7: Record t : Set := {
8: width : u32;
9: height : u32;
10: }.
11:
12: Global Instance Get_width : Notation.Dot "width" := {
13: Notation.dot '(Build_t x0 _) := x0;
14: }.
15: Global Instance Get_height : Notation.Dot "height" := {
16: Notation.dot '(Build_t _ x1) := x1;
17: }.
18: End Rectangle.
19: Definition Rectangle : Set := Rectangle.t.
20:
21: Module ImplRectangle.
22: Definition Self := Rectangle.
23:
24: Definition area (self : ref Self) : u32 :=
25: self.["width"].["mul"] self.["height"].
26:
27: Global Instance Method_area : Notation.Dot "area" := {
28: Notation.dot := area;
29: }.
30: End ImplRectangle.
31:
32: Definition main (_ : unit) : unit :=
33: let rect1 := {| Rectangle.width := 30; Rectangle.height := 50; |} in
34: _crate.io._print
35: (_crate.fmt.Arguments::["new_v1"]
36: [ "The area of the rectangle is "; " square pixels.\n" ]
37: [ _crate.fmt.ArgumentV1::["new_display"] rect1.["area"] ]) ;;
38: tt ;;
39: tt.

On line 24 we define the area function. On line 27 we declare that area is a method. On line 37 we call the area method on rect1 with:

rect1.["area"]

which closely resembles the source Rust code:

rect1.area()

Coq can automatically find the code of the area method to call.

How It Works

The code:

rect1.["area"]

is actually a notation for:

Notation.dot "area" rect1

Then we leverage the inference mechanism of type-classes in Coq to find the code of the area method:

Module Notation.
(** A class to represent the notation [e1.e2]. This is mainly used to call
methods, or access to named or indexed fields of structures.
The kind is either a string or an integer. *)
Class Dot {Kind : Set} (name : Kind) {T : Set} : Set := {
dot : T;
}.
Arguments dot {Kind} name {T Dot}.
End Notation.

The Dot class has three parameters: Kind, name, and T. Kind is the type of the name of the method (generally a string but it could be an integer in rare cases), name is the name of the method, and T is the type of the method. The dot field of the class is the code of the method.

When we define the class instance:

27:   Global Instance Method_area : Notation.Dot "area" := {
28: Notation.dot := area;
29: }.

we instantiate the class Notation.Dot with three parameters:

  • Kind (inferred) is string because the name of the method is a string,
  • name is "area" because the name of the method is area,
  • T (inferred) is ref Rectangle -> u32 because the method is declared as fn area(&self) -> u32.
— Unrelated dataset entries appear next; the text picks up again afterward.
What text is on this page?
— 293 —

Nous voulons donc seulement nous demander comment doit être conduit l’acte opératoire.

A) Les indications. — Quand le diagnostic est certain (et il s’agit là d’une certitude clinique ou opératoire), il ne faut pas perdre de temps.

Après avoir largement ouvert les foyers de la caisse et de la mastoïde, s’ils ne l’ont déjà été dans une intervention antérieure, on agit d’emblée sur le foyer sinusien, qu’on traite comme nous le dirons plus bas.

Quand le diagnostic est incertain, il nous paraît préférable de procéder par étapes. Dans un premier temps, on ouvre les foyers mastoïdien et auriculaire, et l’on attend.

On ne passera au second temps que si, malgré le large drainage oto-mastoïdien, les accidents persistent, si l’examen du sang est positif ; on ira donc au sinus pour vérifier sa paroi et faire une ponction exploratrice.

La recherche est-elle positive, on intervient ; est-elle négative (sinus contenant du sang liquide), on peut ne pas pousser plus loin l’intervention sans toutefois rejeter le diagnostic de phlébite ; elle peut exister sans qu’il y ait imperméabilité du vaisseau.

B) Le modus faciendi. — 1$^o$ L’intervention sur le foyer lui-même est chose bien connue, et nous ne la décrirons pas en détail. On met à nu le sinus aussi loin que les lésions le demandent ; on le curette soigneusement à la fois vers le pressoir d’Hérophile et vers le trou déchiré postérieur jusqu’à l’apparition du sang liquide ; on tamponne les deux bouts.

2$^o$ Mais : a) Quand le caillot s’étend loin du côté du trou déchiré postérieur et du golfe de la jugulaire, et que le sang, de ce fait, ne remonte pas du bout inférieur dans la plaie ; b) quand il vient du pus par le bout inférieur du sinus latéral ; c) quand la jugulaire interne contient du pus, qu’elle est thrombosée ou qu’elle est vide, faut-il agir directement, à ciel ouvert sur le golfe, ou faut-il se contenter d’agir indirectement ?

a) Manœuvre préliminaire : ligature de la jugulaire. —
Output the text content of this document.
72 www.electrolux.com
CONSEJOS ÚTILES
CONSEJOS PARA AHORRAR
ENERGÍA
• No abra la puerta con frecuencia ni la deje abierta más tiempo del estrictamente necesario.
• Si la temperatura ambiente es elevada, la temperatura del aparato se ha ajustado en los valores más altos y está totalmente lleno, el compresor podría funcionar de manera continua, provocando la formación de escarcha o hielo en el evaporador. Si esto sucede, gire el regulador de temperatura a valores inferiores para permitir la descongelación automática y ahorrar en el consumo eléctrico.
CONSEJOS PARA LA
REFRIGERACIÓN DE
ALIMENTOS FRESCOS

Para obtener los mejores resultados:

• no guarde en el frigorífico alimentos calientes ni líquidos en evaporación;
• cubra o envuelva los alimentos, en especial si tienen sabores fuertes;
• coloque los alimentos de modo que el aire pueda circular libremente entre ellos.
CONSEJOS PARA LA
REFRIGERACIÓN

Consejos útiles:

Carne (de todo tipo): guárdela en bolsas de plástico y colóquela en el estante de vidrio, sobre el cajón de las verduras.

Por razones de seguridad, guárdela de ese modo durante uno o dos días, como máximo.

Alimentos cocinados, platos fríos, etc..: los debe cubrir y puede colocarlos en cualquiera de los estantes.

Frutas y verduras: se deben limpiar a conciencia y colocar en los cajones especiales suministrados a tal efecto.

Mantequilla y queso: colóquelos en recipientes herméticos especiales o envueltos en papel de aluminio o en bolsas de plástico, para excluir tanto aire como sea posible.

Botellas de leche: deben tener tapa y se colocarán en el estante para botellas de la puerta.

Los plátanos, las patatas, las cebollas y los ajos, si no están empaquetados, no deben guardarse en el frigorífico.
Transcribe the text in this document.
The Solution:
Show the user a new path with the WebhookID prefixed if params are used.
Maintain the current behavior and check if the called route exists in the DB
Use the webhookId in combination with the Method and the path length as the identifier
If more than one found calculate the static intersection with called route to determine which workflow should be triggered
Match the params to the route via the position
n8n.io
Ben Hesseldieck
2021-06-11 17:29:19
Then we define the dot field of the class instance to be the area function.

When we call:

Notation.dot "area" rect1

Coq will automatically find the class instance Method_area because the type of rect1 is Rectangle and the name of the method is "area".

Other Use Cases

The Dot class is also used to access to named or indexed fields of structures or traits. We use a similar mechanism for associated functions. For example, the Rust code:

let rect1 = Rectangle::square(3);

is translated to:

let rect1 := Rectangle::["square"] 3 in

with a type-class for the type::[name] notation as follows:

Module Notation.
(** A class to represent associated functions (the notation [e1::e2]). The
kind might be [Set] for functions associated to a type,
or [Set -> Set] for functions associated to a trait. *)
Class DoubleColon {Kind : Type} (type : Kind) (name : string) {T : Set} :
Set := {
double_colon : T;
}.
Arguments double_colon {Kind} type name {T DoubleColon}.
End Notation.

In Conclusion

The type-classes mechanism of Coq appears flexible enough to represent our current use cases involving methods and associated functions. It remains to be seen whether this approach will suffice for future use cases.